La nouvelle édition me fait penser, de loin, à "La couleur tombée du ciel", le film de Nick Cage avec des filtres colorés censés représenter des hallucinations. Je ne suis donc pas allé voir de plus près, me concentrant sur l'édition précédente que je vais chroniquer ici. Quand on sait qu'on va fixer pendant une trentaine de minutes son tableau, autant qu'il soit agréable. Et c'est plutôt le cas dans l'édition Filosofia. C'était une gageure de représenter dix couleurs différentes, et il est vrai que les essences d'arbres se prêtent bien à cela. C'est un dessin vraiment très fin, avec des formes et des couleurs qui rendent le truc très reconnaissable. Pour le reste, il y a, comme dans le reste de la gamme, un petit carnet de score, toujours agréable.

Le cœur du jeu, que l'on pourrait rapprocher du Rami ou des Réussites (prendre deux cartes, en poser une dans son tableau, en défausser une qui devient disponible aux autres) est très épuré. On ne peut plus simple pour le présenter. Par ailleurs, il n'y a pas de contrainte de pose hors la nécessité de se placer orthogonalement à une carte existante. Et les cartes ont juste des valeurs, pas d'effets. A la fin, c'est celui qui a le plus de points qui gagne. Cela permet de se concentrer sur l'essentiel : comment on marque des points. C'est à ce niveau que sont introduites les subtilités qui font le sel d'Arboretum. Et les ambiguïtés aussi.

Les joueurs vont marquer leurs routes les plus longues, c'est à dire une série de chiffres croissante dont les extrémités sont des cartes de la même couleur. Des bonus multiples peuvent être attribués: si toutes les cartes sont de la même couleur (et quatre au moins), si l'on commence/finit par les extrémités de la série 1/8. Comme un chemin peut être très épuré, les cartes 3 jaunes, 6 violet, 7 jaune, par exemple, peut arriver qu'on ait plusieurs chemins, mais on va essayer de marquer celui qui marque le plus de points. On va essayer, car là on va se taper le coté vicieux du jeu: il faut avoir le droit de scorer. Et celui qui aura le droit est celui qui aura en main la plus grande valeur en cartes de la couleur. Par exemple, vous faites un chemin superbe d'une valeur de onze points (1,5,6,8 de la même couleur), et bien votre plaisir peut être un tantinet gâché par un adversaire qui a le 7 en main tandis que vous avez le 4 et le 2. C'est lui qui obtient le droit de scorer, même s'il n'a rien à scorer. Son but dans la vie peut-être seulement de vous embêter, façon "ce sont mes orangers, je les récolte si je veux). Une petite règle supplémentaire fait qu'un 1 dans une main annule la puissance d'un 8 dans une autre main, il faut bien s'en rappeler.

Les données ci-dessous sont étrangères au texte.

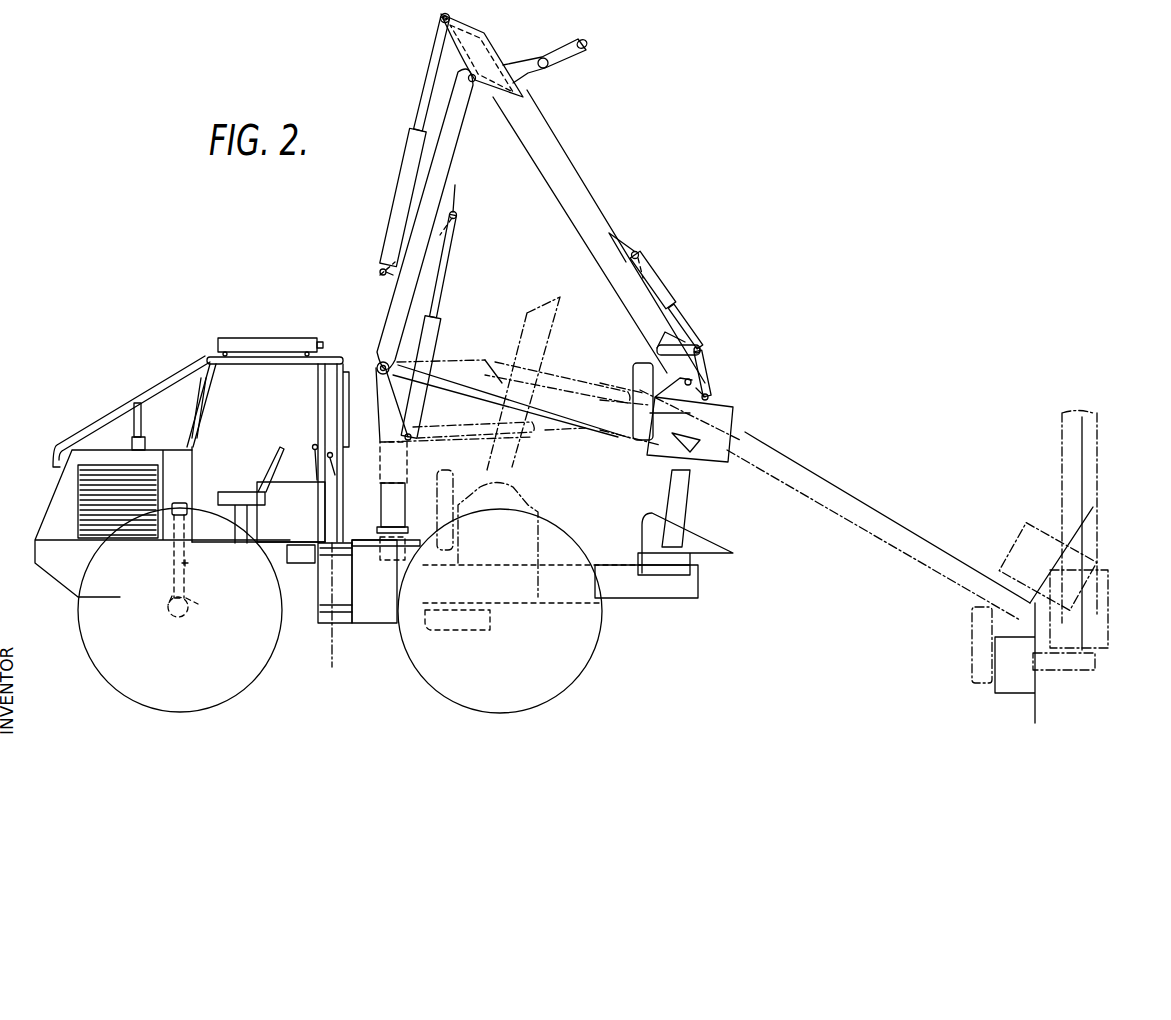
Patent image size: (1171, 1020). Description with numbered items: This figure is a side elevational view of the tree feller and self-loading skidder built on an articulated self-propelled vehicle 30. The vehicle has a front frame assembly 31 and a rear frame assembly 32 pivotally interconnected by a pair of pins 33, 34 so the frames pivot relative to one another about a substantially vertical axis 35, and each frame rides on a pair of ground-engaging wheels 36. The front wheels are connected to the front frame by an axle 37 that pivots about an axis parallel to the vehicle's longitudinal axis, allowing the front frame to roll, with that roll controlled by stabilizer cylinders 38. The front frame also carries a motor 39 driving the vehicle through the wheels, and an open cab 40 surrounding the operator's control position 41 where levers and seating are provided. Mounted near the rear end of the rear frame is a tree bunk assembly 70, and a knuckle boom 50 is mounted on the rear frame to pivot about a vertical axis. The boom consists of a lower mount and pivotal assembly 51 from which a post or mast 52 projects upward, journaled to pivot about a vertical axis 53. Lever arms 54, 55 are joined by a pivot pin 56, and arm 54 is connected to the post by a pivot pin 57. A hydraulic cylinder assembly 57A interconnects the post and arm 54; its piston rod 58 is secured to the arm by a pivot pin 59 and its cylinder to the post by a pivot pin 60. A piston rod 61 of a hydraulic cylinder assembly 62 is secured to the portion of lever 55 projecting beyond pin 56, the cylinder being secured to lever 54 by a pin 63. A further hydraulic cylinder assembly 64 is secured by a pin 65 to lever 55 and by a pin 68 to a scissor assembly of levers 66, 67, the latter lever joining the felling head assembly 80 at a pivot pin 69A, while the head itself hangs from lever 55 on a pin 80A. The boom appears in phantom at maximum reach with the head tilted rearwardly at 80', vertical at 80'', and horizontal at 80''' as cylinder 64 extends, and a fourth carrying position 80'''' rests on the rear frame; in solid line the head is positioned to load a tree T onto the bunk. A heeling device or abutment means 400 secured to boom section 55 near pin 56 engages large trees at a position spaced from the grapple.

The articulated self-propelled vehicle 30 is at (575, 586).
The front frame assembly 31 is at (280, 552).
The rear frame assembly 32 is at (627, 596).
The pin 33 is at (339, 543).
The pin 34 is at (337, 602).
The vertical axis 35 is at (332, 667).
The ground-engaging wheels 36 is at (256, 676).
The axle 37 is at (190, 602).
The stabilizer cylinders 38 is at (190, 563).
The motor 39 is at (93, 461).
The open cab 40 is at (248, 350).
The operator's control position 41 is at (273, 382).
The knuckle boom 50 is at (595, 188).
The lower mount and pivotal assembly 51 is at (388, 633).
The post or mast 52 is at (397, 500).
The vertical axis 53 is at (396, 522).
The lever arm 54 is at (418, 272).
The lever arm 55 is at (548, 142).
The pivot pin 56 is at (476, 82).
The pivot pin 57 is at (379, 366).
The hydraulic cylinder assembly 57A is at (438, 329).
The piston rod 58 is at (450, 250).
The pivot pin 59 is at (456, 213).
The pivot pin 60 is at (410, 439).
The piston rod 61 is at (436, 54).
The hydraulic cylinder assembly 62 is at (399, 168).
The pin 63 is at (381, 271).
The hydraulic cylinder assembly 64 is at (680, 297).
The pin 65 is at (638, 252).
The lever 66 is at (682, 352).
The lever 67 is at (706, 367).
The pin 68 is at (700, 349).
The pivot pin 69A is at (710, 397).
The tree bunk assembly 70 is at (707, 526).
The felling head assembly 80 is at (815, 491).
The pin 80A is at (693, 382).
The felling head assembly first position 80' is at (1047, 547).
The felling head assembly second position 80'' is at (1088, 588).
The felling head assembly third position 80''' is at (979, 663).
The felling head assembly fourth position 80'''' is at (510, 533).
The heeling device or abutment means 400 is at (530, 75).
The tree T is at (1097, 492).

Il faut sans cesse équilibrer trois choses: ce que l'on met dans son tableau, ce que l'on défausse (et donc rend disponible à l'autre), ce que l'on garde dans sa main. Bel exercice de comptage de cartes, de mémorisation, et des tensions à tous les instants pour peu que l'on aime ce genre de pratiques. Il n'est pas évident de rentrer dedans. Ce n'est pas un "take that" frénétique et fun façon Fuji Flush ou Nicht Die Bohne!, plutôt un truc un peu cérébral et froid. Au bon sens du terme. C'est autant un jeu de construction que de destruction, d'attaque-défense, ce que le thème mignon ne laisse pas soupçonner au départ. Il faut se ménager des chemins multiples. Cela suppose de se défaire de certaines logiques - on pourrait avoir tendance à poser d'abord les petites cartes, négliger qu'on peut faire des chemins complètement tordus, etc. On découvre des petites subtilités, autour de l'usage des 1 et des 8, ce genre de choses. Il en ressort une ambiance un peu studieuse, dans laquelle le hasard de la distribution joue évidemment son rôle, mais où les contraintes de défausse et la limite de cartes en main fait qu'on ne peut pas tout faire.

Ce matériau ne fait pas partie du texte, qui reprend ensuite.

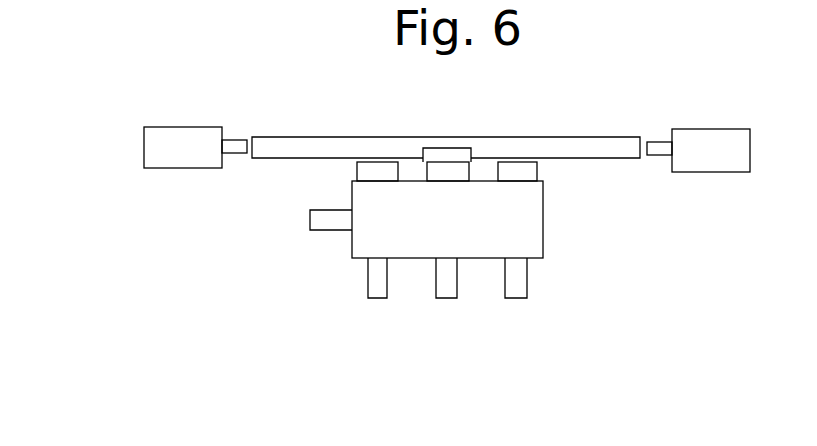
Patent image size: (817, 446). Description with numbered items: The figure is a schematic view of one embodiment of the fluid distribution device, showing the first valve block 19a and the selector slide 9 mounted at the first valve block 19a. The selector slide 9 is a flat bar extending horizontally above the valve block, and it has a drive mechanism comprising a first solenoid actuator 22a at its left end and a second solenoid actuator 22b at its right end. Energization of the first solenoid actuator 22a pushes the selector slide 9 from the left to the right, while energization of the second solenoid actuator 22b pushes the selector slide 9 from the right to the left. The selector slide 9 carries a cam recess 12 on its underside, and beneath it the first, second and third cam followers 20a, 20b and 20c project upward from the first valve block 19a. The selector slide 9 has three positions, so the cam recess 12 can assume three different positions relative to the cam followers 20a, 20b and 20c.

The selector slide 9 is at (590, 147).
The cam recess 12 is at (438, 150).
The first valve block 19a is at (372, 242).
The first cam follower 20a is at (367, 172).
The second cam follower 20b is at (452, 172).
The third cam follower 20c is at (525, 170).
The first solenoid actuator 22a is at (175, 153).
The second solenoid actuator 22b is at (728, 165).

Il est parfait à deux, dans le genre à la cool. Mais il supporte aussi bien les parties à trois ou quatre joueurs. Froid, oui. Déroutant, oui. Original, oui. Excellent, certainement. j'ai du mal à percevoir la profondeur réelle - au delà d'un équilibre qui semble en tout point parfait - et ce qui dans mon goût provient d'une appréciation de la mécanique. Toujours est-il que je vous conseille de ne pas faire la même bêtise que moi et le juger un peu trop rapidement.